Expedia has also recently formed an eight-year agreement with Travelocity, another full-service travel planning site, in which Expedia provides content, inventory, customer service, and technology for Travelocity while Travelocity provides marketing services. In effect, this agreement removed Travelocity as one of Expedia’s competitors, essentially converting it into a marketing business, and allows Expedia to better compete with Priceline. In addition, Expedia debuted its Expedia Traveler Preference Program in 2012, which allows travelers to pay when checking out of hotels rather than at the outset. This shifts the responsibility of payment collection and credit card processing fees to hotels, which now invoice Expedia rather than Expedia invoicing them, but while this model is more costly for hotels, it also increases their traffic flow. Ultimately, the ETP initiative should improve Expedia’s margins and allow it to better compete with agency model players.
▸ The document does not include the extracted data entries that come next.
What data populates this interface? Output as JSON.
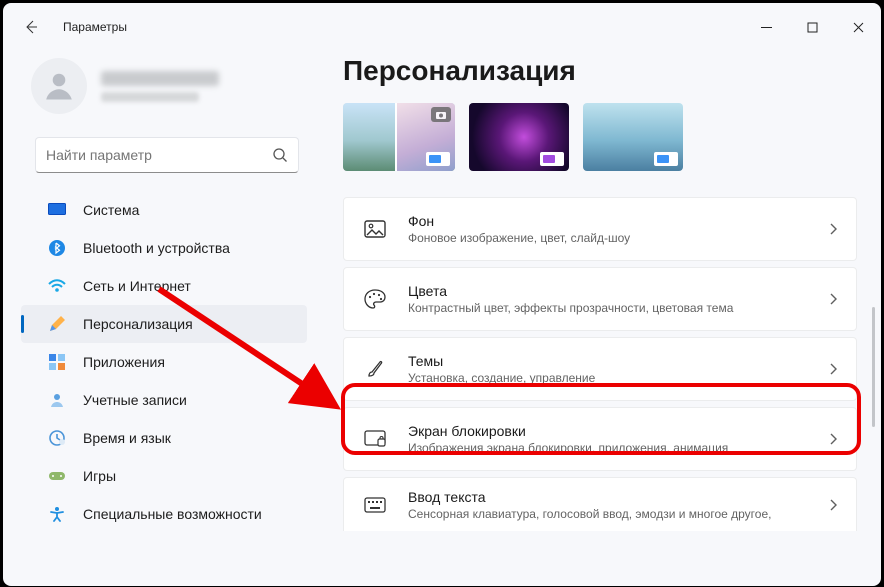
{
  "titlebar": {
    "title": "Параметры"
  },
  "search": {
    "placeholder": "Найти параметр"
  },
  "sidebar": {
    "items": [
      {
        "label": "Система"
      },
      {
        "label": "Bluetooth и устройства"
      },
      {
        "label": "Сеть и Интернет"
      },
      {
        "label": "Персонализация"
      },
      {
        "label": "Приложения"
      },
      {
        "label": "Учетные записи"
      },
      {
        "label": "Время и язык"
      },
      {
        "label": "Игры"
      },
      {
        "label": "Специальные возможности"
      }
    ]
  },
  "main": {
    "title": "Персонализация",
    "cards": [
      {
        "title": "Фон",
        "sub": "Фоновое изображение, цвет, слайд-шоу"
      },
      {
        "title": "Цвета",
        "sub": "Контрастный цвет, эффекты прозрачности, цветовая тема"
      },
      {
        "title": "Темы",
        "sub": "Установка, создание, управление"
      },
      {
        "title": "Экран блокировки",
        "sub": "Изображения экрана блокировки, приложения, анимация"
      },
      {
        "title": "Ввод текста",
        "sub": "Сенсорная клавиатура, голосовой ввод, эмодзи и многое другое,"
      }
    ]
  }
}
Priceline and Expedia are both great businesses that each still have significant room to grow, but Priceline is currently better positioned with a larger share of the international OTA market. Since Priceline is moving in on the North American market and Expedia is aiming to grow internationally, the two businesses will no doubt run into each other, but due to prime positioning and strategic acquisitions, both should see continued growth in the years to come. Ultimately, however, with a stronger performance in all categories, Priceline provides a more enticing package for investors.